No teen, preteen, or even adult who saw Back to the Future left the theater not wanting to get their hands on the time-traveling DeLorean automobile themselves, or shake the hand of the eccentric scientist who created it, Doctor Emmett “Doc” Brown. The film didn’t just infuse 1980s youth culture, it was 1980s youth culture. Suddenly, skateboarding, retro cars, and weird science experiments were in, and there was no shaking them off. Part of what made the film such a massive success, both in the critical and commercial eye, was because it was so “cool”, so effortlessly enjoyable, and yes, so knowingly dumb. And admittedly, this dumbness comes as both a blessing and a curse.
The story of Marty McFly, a geeky, electric-guitar-playing teen who secretly spends lots of time with Doc, literally driving himself into 1955 with the Delorean clearly isn’t meant to be taken seriously, so the light, playful tone is much appreciated, and makes the fairly unrealistic portrayal of 1950s America far more forgivable. What’s far less forgivable, however, is just how badly some of the film has aged.
If the cartoonishly stereotypical portrayal of a Libyan terrorist group (the characters’ main antagonist in the present day) was all there was to this, then I would barely even be mentioning it here. Unfortunately, it extends all the way to ridiculous trivializations of incest and rape (not making that up, I swear), which admittedly make Back to the Future slightly cringe-worthy to watch today.
Since the film is as outlandishly silly as it is, I can begrudgingly forgive the major subplot of Marty’s mother, who’s a teenager herself in ‘55, becoming sexually attracted to her future son, but the class bully attempting to force himself on her in a car? Really? Did that have to be the “big thing” that Marty’s future dad had to stop in order for her to fall in love with him, preventing Marty from completely fading out of history as a result? What kind of studio executive would watch that particular scene and go “Yup, that’s perfectly appropriate to leave in a film intended for children.” Good Lord.*
As undeniably misjudged as it may be in those areas, and as obnoxious as it is with its foreshadowing of later events (so much of that was bashed over my head, in fact, that less than 20 minutes in, I knew everything that was going to happen in the rest of the film), I still can’t help but enjoy Back to the Future nevertheless.

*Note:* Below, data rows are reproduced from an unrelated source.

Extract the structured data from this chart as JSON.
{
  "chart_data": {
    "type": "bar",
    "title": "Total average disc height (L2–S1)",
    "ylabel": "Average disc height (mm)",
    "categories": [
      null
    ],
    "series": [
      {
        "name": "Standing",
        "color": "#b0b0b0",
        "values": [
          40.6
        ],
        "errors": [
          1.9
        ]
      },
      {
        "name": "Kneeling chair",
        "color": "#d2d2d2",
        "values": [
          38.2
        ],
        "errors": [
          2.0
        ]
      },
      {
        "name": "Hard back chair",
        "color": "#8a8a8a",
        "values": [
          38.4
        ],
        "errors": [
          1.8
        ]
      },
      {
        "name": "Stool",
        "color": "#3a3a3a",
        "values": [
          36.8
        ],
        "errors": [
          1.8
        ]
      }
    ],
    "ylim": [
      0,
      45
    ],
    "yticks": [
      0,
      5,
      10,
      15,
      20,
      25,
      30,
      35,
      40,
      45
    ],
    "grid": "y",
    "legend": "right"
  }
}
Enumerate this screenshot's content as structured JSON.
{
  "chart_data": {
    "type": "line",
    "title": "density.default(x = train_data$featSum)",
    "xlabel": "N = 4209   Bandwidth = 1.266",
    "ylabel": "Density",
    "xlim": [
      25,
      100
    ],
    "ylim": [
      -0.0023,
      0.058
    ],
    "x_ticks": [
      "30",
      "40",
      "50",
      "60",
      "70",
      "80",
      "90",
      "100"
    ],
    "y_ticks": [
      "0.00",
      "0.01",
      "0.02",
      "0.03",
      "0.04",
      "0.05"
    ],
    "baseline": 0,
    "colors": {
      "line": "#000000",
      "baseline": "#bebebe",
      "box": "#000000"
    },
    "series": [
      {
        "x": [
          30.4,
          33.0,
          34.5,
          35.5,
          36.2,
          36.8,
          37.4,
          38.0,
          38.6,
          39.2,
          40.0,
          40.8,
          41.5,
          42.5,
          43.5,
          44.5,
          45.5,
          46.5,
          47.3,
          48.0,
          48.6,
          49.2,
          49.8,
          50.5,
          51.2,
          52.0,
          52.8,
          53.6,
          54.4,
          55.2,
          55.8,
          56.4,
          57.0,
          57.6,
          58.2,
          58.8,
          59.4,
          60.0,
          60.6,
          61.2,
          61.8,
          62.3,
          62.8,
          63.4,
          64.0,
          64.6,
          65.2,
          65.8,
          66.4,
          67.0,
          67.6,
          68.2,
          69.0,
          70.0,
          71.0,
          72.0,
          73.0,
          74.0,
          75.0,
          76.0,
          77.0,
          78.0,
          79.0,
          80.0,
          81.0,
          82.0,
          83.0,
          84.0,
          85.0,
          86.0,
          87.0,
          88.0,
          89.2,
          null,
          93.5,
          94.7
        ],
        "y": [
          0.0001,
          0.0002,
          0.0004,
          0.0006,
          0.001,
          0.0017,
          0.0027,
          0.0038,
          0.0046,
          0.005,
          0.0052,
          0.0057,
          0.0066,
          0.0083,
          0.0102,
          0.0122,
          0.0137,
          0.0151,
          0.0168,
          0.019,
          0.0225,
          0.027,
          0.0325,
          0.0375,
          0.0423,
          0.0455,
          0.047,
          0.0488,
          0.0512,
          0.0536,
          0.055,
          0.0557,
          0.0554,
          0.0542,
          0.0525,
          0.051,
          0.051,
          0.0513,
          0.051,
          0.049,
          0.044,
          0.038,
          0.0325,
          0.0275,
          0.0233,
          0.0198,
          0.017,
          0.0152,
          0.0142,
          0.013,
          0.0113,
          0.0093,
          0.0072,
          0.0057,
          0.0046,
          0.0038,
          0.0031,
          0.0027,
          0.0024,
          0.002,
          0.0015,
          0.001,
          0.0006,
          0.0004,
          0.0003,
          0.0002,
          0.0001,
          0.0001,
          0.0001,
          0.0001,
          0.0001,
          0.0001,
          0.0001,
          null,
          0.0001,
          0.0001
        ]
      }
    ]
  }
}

For every single moment that had me rolling my eyes, there was another one that was so clever, technically impressive (for ‘85, that is), or just plain fun that it completely made up for that. None of the characters are particularly deep or anything, but they’re still an utter blast to watch—in fact, all 116 minutes of Back to the Future are a blast to watch, pure and simple. Even with its irritatingly dated aspects weighing it down, you simply can’t deny how effortlessly entertaining this movie is.
When trying to pick out individual great moments in Back to the Future, one particularly engaging one that springs to mind is the climatic bell tower scene. I can’t disclose too much about it for fear of spoiling something, but let’s just say that it is so perfectly executed that I couldn’t look away, even while fully knowing how goofy and over-the-top it was. And that’s probably the best way to describe this movie: as a piece of Hollywood cheese you know is shallow and manufactured, but you just can’t look away from nevertheless. Every single ‘80s kid worth their salt certainly didn’t.
*Yes, I know the PG rating was different back then since PG-13 wasn’t out yet, but it was generally still considered a kid-friendly rating. A shame it wound up harboring very non-kid-friendly material like that, particularly since it was handled as badly as it was.